Indeed, it seems that the Smithsonian at one time reported oddities like these which they uncovered, especially during the “giant boom” of the late nineteenth century. Still, I can’t help but ask; if these kinds of discoveries were ever at all commonplace, why aren’t skeletons and other anomalies like this found more frequently in modern times… or are they?
During an email exchange I had last year with my good friend and mentor, Brad Steiger, we began discussing a few similar reports which he had included in his book Worlds Before Our Own, where a few such skeletons were said to exist in private museums. ”After the book was published, I learned of even more and included photos of them in my lectures,” he told me. ”Soon, individuals beseeched me to cease; the private museums were mysteriously suffering unexplained fires.” One is left to ask; what about anomalous relics of this (or any) sort could be so worthy of censorship on such a level?
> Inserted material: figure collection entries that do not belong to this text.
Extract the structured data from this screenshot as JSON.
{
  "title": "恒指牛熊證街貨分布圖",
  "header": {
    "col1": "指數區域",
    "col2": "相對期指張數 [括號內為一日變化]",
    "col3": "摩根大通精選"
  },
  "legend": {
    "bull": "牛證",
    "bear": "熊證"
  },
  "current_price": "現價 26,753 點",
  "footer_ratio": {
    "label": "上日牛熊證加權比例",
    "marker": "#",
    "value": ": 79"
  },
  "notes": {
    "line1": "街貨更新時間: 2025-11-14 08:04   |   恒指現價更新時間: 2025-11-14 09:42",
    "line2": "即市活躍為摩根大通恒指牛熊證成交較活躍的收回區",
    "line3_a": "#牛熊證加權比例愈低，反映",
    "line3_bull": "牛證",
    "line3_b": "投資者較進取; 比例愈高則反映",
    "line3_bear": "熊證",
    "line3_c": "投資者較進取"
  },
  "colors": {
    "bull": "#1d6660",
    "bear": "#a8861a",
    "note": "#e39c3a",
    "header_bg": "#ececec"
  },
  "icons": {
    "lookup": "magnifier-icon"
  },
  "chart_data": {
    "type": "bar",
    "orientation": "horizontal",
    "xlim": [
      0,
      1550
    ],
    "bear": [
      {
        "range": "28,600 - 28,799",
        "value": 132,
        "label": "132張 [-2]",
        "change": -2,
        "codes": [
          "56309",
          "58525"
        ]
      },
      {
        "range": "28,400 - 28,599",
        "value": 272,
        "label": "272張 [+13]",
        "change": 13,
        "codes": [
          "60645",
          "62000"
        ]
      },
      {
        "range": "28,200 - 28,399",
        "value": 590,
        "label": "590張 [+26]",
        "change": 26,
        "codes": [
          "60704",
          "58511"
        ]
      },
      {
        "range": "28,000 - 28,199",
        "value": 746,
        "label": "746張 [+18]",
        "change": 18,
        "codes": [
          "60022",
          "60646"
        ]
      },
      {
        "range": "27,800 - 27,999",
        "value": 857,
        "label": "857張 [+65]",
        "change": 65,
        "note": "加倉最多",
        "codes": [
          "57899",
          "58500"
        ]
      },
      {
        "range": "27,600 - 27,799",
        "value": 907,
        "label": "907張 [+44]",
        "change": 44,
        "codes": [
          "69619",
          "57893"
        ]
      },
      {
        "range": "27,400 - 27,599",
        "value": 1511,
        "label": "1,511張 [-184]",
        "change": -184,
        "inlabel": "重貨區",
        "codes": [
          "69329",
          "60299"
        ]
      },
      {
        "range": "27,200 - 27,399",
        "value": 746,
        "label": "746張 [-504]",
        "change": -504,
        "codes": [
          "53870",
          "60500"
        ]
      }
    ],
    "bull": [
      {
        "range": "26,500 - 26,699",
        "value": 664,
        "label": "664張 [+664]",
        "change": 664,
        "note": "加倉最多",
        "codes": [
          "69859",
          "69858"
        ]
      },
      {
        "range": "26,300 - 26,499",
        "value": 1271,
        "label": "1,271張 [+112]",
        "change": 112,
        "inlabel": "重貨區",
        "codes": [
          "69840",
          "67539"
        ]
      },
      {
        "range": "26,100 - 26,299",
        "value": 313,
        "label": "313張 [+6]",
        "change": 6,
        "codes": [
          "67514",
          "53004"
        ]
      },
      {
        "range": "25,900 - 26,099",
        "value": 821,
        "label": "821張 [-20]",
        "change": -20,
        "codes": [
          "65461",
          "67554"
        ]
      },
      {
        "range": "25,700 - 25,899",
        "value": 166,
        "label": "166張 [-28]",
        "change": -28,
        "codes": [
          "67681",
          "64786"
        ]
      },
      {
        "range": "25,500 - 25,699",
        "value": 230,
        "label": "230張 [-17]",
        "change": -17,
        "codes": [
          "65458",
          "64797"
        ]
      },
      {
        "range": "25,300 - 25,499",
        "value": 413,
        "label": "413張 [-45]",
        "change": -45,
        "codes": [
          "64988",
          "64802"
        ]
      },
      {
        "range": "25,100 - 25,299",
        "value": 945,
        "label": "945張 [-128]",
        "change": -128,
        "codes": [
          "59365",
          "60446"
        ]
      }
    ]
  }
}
Further complicating the mystery of missing giant bones is the following exerpt from an article I wrote which included the inquiries of the late zoologist Ivan T. Sanderson, best known for his interest in the legends regarding America’s Bigfoot and the Abominable Snowmen alleged to reside in the Himalayas:
“Sometime in the 1960s, Sanderson wrote about an odd letter he received regarding an engineer who, during World War II, had been stationed on the Aleutian island of Shemya. While building an airstrip, the bulldozing of a group of hills in the area led the engineer and his crew to unearth several sedimentary layers of human remains. They noted the extraordinary length of the crania and leg bones at the site, having apparently belonged to people of gigantic proportions. The skulls were said to have measured up to 24 inches from base to crown, far greater than the length of an average human skull. Also of interest was that each was said to have been trepanned, the strange process of drilling or cutting a hole and removing a top center portion of the skull, thought by some ancient cultures to enable a variety of alleged “benefits”, including psychic abilities, etc. Sanderson actively began to search for more proof of this incident, and later was able to contact another member of the unit who also confirmed the bizarre story. By all accounts, the remains were said to have been gathered by the Smithsonian Institution, but no record of where they were taken was ever issued. Sanderson seemed convinced that the institute did indeed retrieve them however, going so far as to ask ‘is it that these people cannot face rewriting all the textbooks?’ “
Do I honestly think that there are MIBs out there spiriting away giant skeletons into an unmarked warehouse someplace? Not at all… but I think it’s safe to suppose (at least for the sake of a good pun) that someone may have a few “skeletons in their closet” that they just aren’t talking about!
If irrefutable evidence of these giant skeletons was ever found, both historical and medical textbooks would need to be rewritten. Anthropology as well as doctor of nursing practice students would both need to broaden their view of the human body. The discovery of giant skeletons would have to be added to the curriculum for any medical student learning how to become a nurse practitioner or doctor so they are familiar with all versions of the human skeletal system.